Illya C. Boridy, MD ; Paul Nikolaidis, MD ; Akira Kawashima, MD ; Stanford M. Goldman, MD ; Carl M. Sandler, MD
1 From the Department of Radiology, University of Texas Health Science Center at Houston, Tex. From the 1997 RSNA scientific assembly. Received January 28, 1998; revision requested April 7; revision received October 12; accepted November 9. Address reprint requests to I.C.B., Mallinckrodt Institute of Radiology, Washington University Medical Center, 9th Fl, Box 8131, 510 S Kingshighway Blvd, St Louis, MO 63110.
PURPOSE: To determine the value of the tail sign in differentiating phleboliths from ureteral calculi at nonenhanced helical computed tomography (CT).
MATERIALS AND METHODS: The nonenhanced helical CT scans in 82 patients with a confirmed diagnosis of pelvic ureterolithiasis were retrospectively reviewed. Each calcification along the ureter was classified as a phlebolith or a ureteral calculus on the basis of clinical and imaging findings and was analyzed for the presence of a tail sign.

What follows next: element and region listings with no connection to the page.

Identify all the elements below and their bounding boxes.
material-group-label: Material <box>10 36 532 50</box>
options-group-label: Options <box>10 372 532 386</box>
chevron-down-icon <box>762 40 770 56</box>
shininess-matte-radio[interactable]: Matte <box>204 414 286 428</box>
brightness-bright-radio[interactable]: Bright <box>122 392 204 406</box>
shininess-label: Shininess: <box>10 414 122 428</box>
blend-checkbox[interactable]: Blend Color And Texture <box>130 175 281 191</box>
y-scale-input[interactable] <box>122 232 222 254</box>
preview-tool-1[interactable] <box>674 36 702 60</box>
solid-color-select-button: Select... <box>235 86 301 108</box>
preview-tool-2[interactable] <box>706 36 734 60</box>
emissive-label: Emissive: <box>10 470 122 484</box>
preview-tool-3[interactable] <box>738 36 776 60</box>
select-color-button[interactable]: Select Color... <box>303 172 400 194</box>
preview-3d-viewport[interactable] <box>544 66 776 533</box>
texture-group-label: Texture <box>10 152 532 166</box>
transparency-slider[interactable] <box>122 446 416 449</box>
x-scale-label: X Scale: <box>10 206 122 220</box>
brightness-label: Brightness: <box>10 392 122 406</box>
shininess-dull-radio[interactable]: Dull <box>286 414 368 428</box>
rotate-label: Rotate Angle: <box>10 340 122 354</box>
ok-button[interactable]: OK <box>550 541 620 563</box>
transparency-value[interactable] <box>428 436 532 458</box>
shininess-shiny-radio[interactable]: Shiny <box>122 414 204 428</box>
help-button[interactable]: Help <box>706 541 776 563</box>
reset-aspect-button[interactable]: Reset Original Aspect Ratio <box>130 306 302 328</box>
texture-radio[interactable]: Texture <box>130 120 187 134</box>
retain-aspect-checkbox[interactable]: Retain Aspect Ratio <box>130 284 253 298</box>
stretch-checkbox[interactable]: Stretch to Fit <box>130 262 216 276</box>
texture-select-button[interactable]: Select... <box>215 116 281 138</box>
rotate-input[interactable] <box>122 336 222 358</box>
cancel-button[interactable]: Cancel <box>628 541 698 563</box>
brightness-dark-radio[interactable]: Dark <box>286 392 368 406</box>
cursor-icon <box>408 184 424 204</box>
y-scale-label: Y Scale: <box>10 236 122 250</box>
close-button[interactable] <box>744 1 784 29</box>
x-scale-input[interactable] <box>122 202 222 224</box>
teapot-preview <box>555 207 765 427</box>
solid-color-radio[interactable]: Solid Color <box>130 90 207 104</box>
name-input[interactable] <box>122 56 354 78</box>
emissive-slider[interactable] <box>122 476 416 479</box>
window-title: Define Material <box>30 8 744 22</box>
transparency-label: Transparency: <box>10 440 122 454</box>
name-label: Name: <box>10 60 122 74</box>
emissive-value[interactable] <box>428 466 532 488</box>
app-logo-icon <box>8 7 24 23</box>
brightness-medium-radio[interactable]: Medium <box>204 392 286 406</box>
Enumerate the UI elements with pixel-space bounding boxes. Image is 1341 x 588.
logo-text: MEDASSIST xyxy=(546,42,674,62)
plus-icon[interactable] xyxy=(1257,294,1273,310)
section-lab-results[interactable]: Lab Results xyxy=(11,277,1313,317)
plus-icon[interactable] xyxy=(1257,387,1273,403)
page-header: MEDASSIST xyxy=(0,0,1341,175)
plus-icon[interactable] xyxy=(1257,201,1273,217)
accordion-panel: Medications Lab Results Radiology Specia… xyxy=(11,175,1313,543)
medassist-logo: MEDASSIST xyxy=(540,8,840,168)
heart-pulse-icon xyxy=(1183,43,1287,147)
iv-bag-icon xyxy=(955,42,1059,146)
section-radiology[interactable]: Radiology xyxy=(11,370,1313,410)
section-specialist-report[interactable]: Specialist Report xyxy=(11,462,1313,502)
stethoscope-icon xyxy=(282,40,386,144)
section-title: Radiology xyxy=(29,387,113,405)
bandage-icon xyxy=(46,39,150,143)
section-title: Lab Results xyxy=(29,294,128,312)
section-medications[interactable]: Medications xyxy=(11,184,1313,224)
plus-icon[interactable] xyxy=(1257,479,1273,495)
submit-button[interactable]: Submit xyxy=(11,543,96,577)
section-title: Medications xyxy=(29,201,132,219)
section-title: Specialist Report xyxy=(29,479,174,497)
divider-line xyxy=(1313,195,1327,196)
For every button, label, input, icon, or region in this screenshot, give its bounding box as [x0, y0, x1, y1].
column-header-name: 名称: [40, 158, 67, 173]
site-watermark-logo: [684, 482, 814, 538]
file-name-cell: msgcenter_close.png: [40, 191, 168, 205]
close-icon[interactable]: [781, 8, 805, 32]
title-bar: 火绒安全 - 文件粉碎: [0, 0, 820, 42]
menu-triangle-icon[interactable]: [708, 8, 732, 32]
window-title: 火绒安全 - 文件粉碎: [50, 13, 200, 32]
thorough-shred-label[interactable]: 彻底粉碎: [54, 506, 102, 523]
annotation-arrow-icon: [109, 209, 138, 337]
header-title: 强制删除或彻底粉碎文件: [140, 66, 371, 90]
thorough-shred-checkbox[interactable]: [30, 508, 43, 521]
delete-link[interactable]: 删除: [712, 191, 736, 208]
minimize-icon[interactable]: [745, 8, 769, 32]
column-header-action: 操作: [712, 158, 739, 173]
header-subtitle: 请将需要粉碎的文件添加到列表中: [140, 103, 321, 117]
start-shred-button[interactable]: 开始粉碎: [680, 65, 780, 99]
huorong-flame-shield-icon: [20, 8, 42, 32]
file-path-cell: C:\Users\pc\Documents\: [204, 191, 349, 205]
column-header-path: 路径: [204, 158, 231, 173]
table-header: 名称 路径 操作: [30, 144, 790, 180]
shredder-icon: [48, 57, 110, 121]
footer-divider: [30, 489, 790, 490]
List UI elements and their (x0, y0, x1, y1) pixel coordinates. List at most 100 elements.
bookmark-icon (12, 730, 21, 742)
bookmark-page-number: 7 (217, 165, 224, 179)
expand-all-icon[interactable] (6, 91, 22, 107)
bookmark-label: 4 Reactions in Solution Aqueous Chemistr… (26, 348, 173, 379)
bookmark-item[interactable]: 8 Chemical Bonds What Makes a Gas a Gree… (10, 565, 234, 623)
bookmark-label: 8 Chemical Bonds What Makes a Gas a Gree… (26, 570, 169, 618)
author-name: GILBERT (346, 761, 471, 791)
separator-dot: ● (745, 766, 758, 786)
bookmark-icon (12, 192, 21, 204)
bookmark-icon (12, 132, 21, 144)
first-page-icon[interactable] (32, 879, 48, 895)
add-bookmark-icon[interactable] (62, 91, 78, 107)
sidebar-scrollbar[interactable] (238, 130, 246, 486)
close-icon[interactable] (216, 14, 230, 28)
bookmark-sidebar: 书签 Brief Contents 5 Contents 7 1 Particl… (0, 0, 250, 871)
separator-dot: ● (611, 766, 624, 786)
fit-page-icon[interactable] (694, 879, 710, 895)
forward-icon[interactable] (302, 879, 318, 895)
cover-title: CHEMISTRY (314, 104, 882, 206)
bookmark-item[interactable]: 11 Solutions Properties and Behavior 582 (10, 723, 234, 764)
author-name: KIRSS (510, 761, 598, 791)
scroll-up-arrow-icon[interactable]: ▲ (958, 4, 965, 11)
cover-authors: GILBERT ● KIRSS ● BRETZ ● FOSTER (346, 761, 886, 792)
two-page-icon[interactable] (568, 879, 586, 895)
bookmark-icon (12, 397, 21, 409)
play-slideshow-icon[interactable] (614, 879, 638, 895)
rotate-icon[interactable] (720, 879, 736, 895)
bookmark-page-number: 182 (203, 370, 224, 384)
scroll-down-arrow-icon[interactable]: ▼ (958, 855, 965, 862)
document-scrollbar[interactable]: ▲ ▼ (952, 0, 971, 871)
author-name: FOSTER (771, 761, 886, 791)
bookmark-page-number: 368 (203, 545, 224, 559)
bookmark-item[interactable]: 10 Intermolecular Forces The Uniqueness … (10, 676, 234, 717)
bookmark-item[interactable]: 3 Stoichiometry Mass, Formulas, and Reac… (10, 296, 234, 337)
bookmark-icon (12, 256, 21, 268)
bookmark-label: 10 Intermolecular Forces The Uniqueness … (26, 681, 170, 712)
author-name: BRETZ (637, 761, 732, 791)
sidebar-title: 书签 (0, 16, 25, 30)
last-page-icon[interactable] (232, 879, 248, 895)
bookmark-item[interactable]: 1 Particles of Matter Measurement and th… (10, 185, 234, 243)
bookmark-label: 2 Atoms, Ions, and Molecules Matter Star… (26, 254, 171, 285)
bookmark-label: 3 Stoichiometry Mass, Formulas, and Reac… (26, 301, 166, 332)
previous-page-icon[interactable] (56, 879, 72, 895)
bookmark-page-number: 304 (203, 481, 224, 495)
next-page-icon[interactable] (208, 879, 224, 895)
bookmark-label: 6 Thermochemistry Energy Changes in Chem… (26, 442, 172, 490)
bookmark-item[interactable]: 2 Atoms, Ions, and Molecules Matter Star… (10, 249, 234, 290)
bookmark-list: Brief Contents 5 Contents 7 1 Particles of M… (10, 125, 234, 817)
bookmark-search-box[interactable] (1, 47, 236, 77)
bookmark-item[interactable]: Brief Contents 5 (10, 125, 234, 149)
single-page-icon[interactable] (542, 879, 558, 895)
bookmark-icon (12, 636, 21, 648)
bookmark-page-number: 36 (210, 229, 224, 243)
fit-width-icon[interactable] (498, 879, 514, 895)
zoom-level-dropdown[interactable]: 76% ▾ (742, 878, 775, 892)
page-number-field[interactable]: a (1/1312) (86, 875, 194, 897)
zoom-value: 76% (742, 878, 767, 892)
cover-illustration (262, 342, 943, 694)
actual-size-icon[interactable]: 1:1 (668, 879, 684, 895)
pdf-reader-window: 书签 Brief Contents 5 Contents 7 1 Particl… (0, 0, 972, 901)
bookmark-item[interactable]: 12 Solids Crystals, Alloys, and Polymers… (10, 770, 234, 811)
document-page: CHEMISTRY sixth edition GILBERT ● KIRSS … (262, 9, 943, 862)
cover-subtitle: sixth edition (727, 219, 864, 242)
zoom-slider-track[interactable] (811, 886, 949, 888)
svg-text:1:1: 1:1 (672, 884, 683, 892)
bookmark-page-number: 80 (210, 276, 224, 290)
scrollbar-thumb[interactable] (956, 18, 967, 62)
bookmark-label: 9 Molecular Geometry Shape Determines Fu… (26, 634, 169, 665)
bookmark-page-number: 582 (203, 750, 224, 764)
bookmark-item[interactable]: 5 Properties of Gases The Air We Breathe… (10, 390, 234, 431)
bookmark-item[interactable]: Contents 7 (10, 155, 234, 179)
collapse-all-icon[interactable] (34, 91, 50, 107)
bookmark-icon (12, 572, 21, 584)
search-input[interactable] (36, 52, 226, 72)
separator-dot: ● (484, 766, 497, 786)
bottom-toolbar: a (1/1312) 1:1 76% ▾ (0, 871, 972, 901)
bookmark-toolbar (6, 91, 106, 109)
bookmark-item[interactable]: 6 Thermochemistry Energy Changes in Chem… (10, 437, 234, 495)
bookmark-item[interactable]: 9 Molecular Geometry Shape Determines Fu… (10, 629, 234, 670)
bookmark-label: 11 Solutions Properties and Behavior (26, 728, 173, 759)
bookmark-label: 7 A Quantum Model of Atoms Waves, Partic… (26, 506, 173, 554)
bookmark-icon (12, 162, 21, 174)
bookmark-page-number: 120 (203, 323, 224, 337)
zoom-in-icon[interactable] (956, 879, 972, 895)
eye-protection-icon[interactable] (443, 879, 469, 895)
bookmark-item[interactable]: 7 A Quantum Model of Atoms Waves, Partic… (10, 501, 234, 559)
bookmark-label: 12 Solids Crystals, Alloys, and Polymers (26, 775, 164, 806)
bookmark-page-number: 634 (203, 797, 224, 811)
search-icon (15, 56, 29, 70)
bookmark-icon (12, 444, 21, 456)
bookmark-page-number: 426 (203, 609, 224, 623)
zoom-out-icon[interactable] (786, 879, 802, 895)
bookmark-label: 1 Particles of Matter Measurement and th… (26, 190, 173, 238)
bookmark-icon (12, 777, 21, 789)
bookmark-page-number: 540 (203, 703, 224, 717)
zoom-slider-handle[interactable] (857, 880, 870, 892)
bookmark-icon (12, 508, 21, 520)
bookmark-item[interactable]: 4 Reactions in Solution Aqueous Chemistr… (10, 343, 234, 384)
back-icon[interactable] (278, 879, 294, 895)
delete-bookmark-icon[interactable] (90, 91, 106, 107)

RESULTS: Eighty-two patients each had a single ureteral calculus. None of these calculi were associated with a positive tail sign. Sixty-nine phleboliths were present in 35 patients. Forty-five phleboliths (65%) were associated with a positive tail sign. Of the remaining 24 phleboliths, 17 (25%) were associated with a negative tail sign and seven (10%) were indeterminate. The tail sign has a sensitivity of 65% (45 of 69; 95% CI: 53%, 75%) and a specificity of 100% (82 of 82; 95% CI: 96%, 100%) in differentiating phleboliths from ureteral calculi.
CONCLUSION: The tail sign is an important indicator that a suspicious calcification represents a phlebolith. Absence of the tail sign indicates that the calcification remains indeterminate.